Nuclear fusion has seen some exciting advances, and the promise of clean, efficient energy does seem to be creeping closer to reality. But skeptics point to practical issues we may not be trying hard enough to solve—issues that will inevitably weigh down our reactors when they finally arrive.
A new proposal by Terence Tarnowsky, a nuclear physicist at Los Alamos National Laboratory, focuses on one key part of the problem: finding a supply of tritium, a fundamental ingredient for fusion. Tarnowsky, who will present his roadmap next week at the ACS Fall 2025 conference, suggests tapping into the thousands of tons of nuclear waste, including spent reactor fuel, using the sleeping atoms within to support tritium production. With the right adjustments to an accelerator-like apparatus, this strategy could reliably create a self-sufficient source of the precious isotope.
In a successful fusion reactor, tritium and deuterium—two lightweight hydrogen isotopes—fuse and release a gigantic load of energy in the process. By contrast, current nuclear plants run on fission, or the splitting of heavy atoms such as uranium, which also generates a hefty amount of power but produces long-lived radioactive byproducts. This waste material just “[sits] around the country,” presumably for a million years, and costs hundreds of millions of dollars each year to manage, Tarnowsky explained to Gizmodo during a video call.
Meanwhile, the promise of fusion is shadowed by an inevitable shortage of tritium, an extremely rare and unstable hydrogen isotope. “There are only tens of kilograms [of tritium]—both natural and artificial—on the entire planet,” Tarnowsky said. And it doesn’t help that nuclear experiments worldwide are burning through those tiny supplies at an alarming rate. “So, where is this tritium supposed to come from?”
Breeding tritium in labs is a viable option, but again, there’s a very good reason we haven’t found the perfect recipe; it’s a “tricky fuel to deal with,” Tarnowsky said.
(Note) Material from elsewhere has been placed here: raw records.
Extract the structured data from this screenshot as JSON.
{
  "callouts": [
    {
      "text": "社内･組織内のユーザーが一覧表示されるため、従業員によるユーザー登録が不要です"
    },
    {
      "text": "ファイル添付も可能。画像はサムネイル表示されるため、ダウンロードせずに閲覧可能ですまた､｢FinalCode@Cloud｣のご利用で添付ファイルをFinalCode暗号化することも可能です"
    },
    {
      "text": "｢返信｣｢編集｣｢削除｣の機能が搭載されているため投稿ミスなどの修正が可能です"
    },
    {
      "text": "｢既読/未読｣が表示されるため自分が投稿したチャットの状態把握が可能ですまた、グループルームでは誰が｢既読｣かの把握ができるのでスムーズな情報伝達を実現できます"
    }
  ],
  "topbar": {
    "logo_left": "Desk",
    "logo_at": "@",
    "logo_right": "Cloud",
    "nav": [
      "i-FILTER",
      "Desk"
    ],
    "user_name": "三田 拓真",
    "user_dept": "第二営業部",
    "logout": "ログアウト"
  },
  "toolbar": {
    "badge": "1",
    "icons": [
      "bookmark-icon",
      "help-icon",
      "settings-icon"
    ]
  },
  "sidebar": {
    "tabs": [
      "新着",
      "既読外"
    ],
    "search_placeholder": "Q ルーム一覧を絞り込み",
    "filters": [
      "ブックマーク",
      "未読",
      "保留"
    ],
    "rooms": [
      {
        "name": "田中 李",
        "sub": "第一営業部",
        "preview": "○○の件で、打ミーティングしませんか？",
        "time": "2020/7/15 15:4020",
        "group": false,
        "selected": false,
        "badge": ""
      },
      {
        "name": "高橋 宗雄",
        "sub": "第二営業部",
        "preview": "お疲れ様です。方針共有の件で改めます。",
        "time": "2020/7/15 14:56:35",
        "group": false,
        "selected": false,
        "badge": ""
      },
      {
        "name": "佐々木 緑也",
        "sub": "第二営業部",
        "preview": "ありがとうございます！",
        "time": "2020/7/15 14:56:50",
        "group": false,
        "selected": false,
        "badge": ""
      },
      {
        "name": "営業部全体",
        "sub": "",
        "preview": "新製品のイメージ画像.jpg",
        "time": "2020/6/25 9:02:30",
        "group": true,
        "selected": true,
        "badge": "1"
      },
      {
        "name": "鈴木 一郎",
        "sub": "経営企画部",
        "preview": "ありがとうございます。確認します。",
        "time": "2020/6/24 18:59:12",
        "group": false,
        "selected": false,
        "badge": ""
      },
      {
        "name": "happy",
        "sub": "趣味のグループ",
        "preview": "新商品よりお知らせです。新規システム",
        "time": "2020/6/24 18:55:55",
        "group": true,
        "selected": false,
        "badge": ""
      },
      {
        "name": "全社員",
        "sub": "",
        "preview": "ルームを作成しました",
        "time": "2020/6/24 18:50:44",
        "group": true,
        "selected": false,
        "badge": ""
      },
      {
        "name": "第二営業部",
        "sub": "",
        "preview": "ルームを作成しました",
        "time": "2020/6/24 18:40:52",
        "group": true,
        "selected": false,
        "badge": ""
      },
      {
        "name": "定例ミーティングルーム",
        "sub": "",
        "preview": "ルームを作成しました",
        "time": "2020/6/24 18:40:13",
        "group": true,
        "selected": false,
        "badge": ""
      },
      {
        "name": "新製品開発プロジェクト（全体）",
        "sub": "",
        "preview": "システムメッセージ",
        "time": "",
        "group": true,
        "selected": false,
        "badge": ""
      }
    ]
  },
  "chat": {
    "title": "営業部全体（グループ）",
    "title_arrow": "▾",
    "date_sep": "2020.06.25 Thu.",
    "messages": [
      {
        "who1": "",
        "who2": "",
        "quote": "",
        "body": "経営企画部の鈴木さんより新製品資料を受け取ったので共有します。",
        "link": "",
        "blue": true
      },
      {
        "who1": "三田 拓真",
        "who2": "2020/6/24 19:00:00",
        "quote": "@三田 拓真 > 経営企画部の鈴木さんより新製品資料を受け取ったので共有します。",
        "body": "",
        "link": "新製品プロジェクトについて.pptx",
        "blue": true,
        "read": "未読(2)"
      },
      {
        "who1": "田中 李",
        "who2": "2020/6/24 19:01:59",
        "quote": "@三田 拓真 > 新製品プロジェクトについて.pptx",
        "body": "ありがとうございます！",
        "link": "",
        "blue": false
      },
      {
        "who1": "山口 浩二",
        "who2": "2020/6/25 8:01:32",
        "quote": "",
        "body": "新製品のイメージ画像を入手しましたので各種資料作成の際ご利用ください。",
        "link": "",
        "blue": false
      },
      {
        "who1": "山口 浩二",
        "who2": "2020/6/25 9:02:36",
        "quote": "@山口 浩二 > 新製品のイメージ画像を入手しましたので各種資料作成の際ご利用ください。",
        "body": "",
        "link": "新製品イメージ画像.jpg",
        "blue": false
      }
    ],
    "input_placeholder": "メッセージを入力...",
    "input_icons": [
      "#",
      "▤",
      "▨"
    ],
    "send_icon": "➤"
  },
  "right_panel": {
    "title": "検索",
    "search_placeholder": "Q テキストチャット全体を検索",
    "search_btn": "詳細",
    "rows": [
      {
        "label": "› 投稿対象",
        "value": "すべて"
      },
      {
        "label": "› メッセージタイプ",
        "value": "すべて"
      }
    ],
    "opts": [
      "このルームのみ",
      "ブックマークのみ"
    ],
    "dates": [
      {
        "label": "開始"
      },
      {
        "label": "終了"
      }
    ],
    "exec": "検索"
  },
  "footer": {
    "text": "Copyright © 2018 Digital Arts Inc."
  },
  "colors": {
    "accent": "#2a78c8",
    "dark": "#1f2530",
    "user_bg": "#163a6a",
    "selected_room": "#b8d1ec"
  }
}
“If you breed tritium now, it’s not like you can stash it in a container for 30 years from now, because it decays to helium-3 very quickly,” he explained. “And it also has the chemistry of hydrogen. Hydrogen likes to get out of things; it likes to get stuck in walls. So it’s a hard thing to deal with.” For context, the half-life of tritium is 12.3 years, meaning it decays to half of its original amount in that time.
Tarnowsky’s proposal combines previous theories with recent technological advancements. Simply, the idea is to employ a particle accelerator to trigger the decay of uranium and plutonium atoms inside nuclear waste, resulting in a series of neutron bursts and other nuclear transitions that would eventually produce tritium atoms. The waste would be covered with molten lithium salt to shield the process from overexposure to harmful radiation, according to Tarnowsky.
With the right design, Tarnowsky surmises this method could “produce more than 10 times as much tritium as a fusion reactor at the same thermal power,” as noted in the press release. That said, he admits that this roadmap would require bold commitments from both the public and private sectors.
Fusion economy is irreversible in some ways, Tarnowsky said. It’s certainly not something where one “can flip a switch and have a backup system running if something goes terribly wrong with tritium breeding,” Tarnowsky said. “You need to plan ahead by a very long time frame.”
But the longer we wait, the more we’re essentially digging ourselves into a hole, he said. “Every year we continue to operate our nuclear power plants—in a very safe manner!—we also make more spent fuel every year, [which] increases about 2,000 metric tons per year. So the liabilities are getting worse every year.”
All that said, Tarnowsky remains hopeful for the future of nuclear fusion—and, really, completing our transition toward clean energy.
“I’d say, you know, 10 years ago, this kind of technology being proposed in this space would not have received this much interest; people were wary about nuclear power plants,” he said. “And then they went to burn dirty coal. Well, what are you going to do? But we’re having this conversation now, and people aren’t just reacting with fear.”